La crise est profonde dans le monde musulman : absence de légitimité, absence d’éducation, peu de perspectives pour les jeunes.

L’islam n’est qu’un habit, et il est balkanisé.

Aucune puissance, aucune autorité n’a de magistère. »

Selon Malek Chebel 80 % du corpus de l’islam s’adapte parfaitement à notre époque. Sa conception du monde, sa pratique, ses analyses et ses objectifs sont conciliables avec les règles économiques modernes, mais aussi avec l’éthique universelle : la démocratie, la République, les droits de l’homme et les conventions internationales :

« L’islam encourage la philosophie, les mathématiques, la biologie, la médecine, la curiosité scientifique et l’obligation de la lecture mais, de cela, personne ne parle ! ».

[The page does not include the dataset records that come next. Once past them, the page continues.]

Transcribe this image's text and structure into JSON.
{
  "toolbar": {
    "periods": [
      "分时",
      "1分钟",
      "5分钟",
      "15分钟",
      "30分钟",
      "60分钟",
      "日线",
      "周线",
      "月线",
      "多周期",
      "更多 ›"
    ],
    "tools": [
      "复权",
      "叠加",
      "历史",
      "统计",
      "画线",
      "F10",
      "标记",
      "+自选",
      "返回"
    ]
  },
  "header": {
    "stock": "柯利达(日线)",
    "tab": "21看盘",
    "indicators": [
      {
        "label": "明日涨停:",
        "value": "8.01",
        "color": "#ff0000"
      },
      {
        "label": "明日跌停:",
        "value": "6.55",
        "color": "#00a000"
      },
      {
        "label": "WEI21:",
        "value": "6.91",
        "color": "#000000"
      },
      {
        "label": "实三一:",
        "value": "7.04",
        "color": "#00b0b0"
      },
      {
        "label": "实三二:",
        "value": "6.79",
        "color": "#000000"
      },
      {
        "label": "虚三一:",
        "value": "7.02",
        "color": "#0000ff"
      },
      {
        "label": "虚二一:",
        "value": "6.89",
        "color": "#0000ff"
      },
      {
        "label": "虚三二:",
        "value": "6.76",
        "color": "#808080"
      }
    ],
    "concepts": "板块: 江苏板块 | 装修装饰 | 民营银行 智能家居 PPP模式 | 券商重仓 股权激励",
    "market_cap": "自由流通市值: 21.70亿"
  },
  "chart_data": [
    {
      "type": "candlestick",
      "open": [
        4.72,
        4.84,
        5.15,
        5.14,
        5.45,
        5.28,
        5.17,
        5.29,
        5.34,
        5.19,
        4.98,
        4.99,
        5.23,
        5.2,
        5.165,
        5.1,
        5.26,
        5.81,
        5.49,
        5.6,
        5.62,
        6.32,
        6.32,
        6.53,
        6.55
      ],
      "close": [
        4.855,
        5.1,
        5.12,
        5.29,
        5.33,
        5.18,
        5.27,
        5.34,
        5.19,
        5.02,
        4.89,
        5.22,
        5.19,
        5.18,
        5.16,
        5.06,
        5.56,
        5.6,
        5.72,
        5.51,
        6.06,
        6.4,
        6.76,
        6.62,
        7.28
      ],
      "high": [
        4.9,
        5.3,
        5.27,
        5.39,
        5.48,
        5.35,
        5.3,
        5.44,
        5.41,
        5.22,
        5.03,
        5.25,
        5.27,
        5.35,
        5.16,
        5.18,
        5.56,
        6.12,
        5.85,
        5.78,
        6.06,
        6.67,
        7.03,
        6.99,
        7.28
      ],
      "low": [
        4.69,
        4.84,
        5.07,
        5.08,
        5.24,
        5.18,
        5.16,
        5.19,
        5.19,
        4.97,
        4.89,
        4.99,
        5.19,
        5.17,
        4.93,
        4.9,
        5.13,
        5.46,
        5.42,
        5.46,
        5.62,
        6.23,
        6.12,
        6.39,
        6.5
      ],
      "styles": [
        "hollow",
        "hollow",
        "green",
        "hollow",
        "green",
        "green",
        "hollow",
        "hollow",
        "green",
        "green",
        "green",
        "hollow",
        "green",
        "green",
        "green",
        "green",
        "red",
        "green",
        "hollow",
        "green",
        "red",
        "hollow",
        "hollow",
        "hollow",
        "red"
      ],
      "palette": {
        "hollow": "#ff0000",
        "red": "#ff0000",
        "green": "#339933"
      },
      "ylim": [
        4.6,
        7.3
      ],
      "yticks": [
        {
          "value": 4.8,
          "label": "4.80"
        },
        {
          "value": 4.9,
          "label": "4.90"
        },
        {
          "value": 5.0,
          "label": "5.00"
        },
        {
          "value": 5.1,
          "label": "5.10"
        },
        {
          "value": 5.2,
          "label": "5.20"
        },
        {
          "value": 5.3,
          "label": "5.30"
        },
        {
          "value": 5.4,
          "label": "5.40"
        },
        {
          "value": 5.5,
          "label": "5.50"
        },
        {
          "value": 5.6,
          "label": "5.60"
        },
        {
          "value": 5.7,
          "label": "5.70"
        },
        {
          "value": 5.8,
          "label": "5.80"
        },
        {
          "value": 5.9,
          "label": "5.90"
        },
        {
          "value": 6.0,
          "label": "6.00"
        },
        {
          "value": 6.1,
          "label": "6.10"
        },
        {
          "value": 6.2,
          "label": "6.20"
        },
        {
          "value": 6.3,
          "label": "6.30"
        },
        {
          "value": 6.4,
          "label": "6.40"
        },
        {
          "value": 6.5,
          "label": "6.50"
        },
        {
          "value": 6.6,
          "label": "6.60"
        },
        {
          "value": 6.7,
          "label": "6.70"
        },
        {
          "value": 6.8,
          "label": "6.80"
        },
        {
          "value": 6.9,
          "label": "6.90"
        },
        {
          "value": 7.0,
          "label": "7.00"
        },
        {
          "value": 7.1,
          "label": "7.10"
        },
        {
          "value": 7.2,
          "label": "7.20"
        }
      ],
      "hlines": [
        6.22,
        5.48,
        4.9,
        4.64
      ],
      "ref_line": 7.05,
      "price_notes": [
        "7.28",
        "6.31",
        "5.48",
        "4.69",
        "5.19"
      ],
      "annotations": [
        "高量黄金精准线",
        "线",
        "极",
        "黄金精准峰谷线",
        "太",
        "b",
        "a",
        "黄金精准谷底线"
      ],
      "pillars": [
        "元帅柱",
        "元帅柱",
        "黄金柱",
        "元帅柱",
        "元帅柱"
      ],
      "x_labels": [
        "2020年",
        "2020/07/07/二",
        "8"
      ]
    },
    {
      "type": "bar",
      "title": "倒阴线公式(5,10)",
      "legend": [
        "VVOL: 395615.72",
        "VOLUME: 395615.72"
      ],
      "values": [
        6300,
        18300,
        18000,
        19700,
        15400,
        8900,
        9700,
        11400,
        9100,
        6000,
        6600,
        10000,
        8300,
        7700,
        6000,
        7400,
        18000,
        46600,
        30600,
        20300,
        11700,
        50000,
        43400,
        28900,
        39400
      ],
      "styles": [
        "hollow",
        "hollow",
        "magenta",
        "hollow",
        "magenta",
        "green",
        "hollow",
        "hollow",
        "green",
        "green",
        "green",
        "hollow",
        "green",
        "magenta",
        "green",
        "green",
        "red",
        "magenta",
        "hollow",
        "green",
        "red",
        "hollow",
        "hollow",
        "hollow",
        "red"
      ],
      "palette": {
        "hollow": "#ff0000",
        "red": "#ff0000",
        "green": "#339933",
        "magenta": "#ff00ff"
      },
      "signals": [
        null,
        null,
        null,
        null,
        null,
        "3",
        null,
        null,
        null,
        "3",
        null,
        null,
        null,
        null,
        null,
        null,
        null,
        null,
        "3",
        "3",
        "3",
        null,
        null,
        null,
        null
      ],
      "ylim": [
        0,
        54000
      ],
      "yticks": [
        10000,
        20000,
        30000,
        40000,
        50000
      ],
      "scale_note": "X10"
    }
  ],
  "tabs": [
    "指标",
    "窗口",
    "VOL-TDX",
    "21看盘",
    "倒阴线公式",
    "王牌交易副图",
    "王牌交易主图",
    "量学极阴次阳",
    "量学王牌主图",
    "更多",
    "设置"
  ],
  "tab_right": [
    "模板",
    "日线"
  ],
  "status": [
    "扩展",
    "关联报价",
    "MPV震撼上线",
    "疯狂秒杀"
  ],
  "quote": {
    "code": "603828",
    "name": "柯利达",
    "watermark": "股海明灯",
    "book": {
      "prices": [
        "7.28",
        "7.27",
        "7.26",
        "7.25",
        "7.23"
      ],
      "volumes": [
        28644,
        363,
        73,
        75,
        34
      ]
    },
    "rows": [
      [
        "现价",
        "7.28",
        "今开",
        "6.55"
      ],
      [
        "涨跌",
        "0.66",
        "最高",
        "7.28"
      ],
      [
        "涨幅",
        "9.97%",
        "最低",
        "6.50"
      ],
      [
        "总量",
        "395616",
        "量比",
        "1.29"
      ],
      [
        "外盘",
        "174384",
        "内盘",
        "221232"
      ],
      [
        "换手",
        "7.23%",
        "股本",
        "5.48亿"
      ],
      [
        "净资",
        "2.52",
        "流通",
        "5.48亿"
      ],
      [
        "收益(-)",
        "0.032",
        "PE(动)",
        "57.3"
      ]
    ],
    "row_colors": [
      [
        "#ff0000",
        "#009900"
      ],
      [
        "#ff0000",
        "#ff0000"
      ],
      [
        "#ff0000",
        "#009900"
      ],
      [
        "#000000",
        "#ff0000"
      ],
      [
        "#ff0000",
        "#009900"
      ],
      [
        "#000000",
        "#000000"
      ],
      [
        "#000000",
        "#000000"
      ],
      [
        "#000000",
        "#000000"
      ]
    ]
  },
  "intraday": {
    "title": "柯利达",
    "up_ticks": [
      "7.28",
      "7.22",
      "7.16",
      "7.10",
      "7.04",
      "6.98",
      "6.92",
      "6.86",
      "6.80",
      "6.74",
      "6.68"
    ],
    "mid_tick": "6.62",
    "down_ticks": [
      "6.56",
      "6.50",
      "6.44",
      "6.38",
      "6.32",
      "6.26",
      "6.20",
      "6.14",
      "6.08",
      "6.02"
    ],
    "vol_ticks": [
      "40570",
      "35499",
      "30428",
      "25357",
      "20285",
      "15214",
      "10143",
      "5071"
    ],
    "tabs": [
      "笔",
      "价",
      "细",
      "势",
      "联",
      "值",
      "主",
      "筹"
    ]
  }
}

Le blocage provient à la fois d’archaïsme défendu par un groupe d’hommes qui n’ont pas intérêt au changement. Ce qui explique le statut médiéval de la femme, le refus quasi systématique de s’ouvrir à une théologie critique. Il dénonce aussi le rôle de grandes puissances régionales comme l’Arabie Saoudite ou l’Iran, arc-boutés sur leurs privilèges régaliens pour tirer profit d’avantages matériels immédiats.

Et il trouve dans les propos du prophète et le Coran, la justification de ses théories sur la sensualité au sein de l’Islam :

« Interrogé sur ce qu’il avait aimé de ce monde, le Prophète répondit : « Les femmes, les parfums et la prière. » La tradition raconte qu’il passa vingt-huit nuits consécutives avec son épouse copte Marya ! Sur les 6 218 versets du Coran, 650 parlent de la sexualité, de la femme, des règles, de la fécondité… Soit plus d’un dixième des versets !

Les musulmans vivent dans un quiproquo immense : ils subissent la contrainte de la religion, alors que l’islam leur recommande de vivre pleinement leur vie terrestre. La civilisation musulmane repose sur une idée fondamentale : le masculin et le féminin sont de création divine. L’exercice de la sexualité, l’amour et la tendresse sont donc, pour les hommes et les femmes unis par le mariage, une bénédiction de Dieu. Je n’ai fait qu’analyser les textes, mais écrivant cela, j’ai été traité de mécréant. Aucun de mes livres sur l’intime n’a encore été traduit dans le monde arabe ! »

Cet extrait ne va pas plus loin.